Mas Coió marcou época na imprensa e na vida noturna feirense. Figura afável, colegas contam que ele um dia numa roda de apostas, que muito gostava, perdeu tudo, e já sem dinheiro, emitiu um cheque. Ganhou tudo o que perdeu de volta e na última rodada, o perdedor resolveu pagar com cheque que ele próprio tinha dado.

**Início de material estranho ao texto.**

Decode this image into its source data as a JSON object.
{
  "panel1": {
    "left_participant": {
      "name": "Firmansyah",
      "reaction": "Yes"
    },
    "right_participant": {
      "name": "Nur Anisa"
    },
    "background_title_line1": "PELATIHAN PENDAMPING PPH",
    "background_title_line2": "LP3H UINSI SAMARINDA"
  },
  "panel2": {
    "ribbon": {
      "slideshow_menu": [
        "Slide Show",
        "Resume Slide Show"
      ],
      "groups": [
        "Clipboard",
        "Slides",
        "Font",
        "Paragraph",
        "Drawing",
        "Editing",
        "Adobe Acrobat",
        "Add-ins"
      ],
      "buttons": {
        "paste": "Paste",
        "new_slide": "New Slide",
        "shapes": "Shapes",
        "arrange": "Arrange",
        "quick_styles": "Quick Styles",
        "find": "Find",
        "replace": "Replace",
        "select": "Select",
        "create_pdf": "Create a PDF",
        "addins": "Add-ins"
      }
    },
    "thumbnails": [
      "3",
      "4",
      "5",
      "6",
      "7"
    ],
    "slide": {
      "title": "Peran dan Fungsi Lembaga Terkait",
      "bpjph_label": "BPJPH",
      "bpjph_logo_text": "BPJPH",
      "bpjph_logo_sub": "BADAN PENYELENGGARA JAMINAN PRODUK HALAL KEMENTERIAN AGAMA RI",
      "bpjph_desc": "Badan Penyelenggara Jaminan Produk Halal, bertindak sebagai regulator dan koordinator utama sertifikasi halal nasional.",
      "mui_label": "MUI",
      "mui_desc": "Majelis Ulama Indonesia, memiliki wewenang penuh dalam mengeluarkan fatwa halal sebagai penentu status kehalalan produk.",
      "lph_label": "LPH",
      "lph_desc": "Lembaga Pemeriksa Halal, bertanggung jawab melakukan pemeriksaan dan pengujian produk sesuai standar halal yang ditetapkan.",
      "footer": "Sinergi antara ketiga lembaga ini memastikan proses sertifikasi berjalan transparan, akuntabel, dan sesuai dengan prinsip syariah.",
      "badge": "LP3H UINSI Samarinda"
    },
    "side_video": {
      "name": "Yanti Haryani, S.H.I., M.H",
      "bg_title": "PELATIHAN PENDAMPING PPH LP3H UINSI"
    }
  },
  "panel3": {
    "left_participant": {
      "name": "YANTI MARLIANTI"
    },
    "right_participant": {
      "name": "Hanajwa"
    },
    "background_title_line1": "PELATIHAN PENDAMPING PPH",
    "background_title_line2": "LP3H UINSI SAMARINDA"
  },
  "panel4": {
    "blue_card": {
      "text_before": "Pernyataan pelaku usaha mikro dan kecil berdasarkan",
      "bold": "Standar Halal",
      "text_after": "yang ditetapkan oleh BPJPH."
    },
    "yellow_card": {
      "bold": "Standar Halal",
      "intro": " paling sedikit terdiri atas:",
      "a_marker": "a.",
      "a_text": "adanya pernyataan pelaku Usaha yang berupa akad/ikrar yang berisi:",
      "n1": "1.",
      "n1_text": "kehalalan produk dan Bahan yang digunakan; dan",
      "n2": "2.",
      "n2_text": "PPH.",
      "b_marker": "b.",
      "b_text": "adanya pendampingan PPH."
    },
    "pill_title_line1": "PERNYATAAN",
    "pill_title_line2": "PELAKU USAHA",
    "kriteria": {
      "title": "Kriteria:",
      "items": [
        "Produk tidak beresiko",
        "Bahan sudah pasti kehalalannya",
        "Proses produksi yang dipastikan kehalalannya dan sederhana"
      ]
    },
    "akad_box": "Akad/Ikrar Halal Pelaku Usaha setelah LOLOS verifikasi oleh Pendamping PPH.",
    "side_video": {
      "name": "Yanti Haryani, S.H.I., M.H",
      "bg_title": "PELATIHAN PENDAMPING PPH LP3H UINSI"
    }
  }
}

Coió pulou fora.
– Não aceito não. Esse tá sem fundo!
Coió deixa uma legião de amigos saudosos.
REGISTROS
Luto em Ilhéus
Se Feira de Santana chora com a morte de Zé Coió, Ilhéus faz o mesmo com Alcides Kruschewsky, 66 anos, ex-vereador, ex-secretário de Turismo na última gestão de Jabes Ribeiro e também radialista. Ele perdeu a batalha contra um câncer.
Kelsor comendador
Foi bastante concorrida, com grande parte do mundo empresarial baiano lá, a solenidade de entrega da Comenda 2 de Julho ao presidente da Fecomércio-Ba, Kelsor Fernandes. A iniciativa foi do deputado Eduardo Salles (PV).
Saltos na bomba
O preço da gasolina, que em Salvador e cercanias estava em R$ 6,49 subiu para R$ 6,93 de quinta para sexta, como se fosse algo ensaiado. Aliás, tem outro detalhe curioso. Quando se anuncia que o preço baixou lá por cima, chega cá dois ou três dias depois. Quando o anúncio é de alta, chega dia seguinte.
Saúde mental
A Comissão de Saúde da Alba, presidida pela deputada Jusmari Oliveira, debate hoje a questão da saúde mental. Falhas no sistema de atendimento são as razões do ‘aumento do sofrimento’, como dizem os que cuidam e defendem os doentes.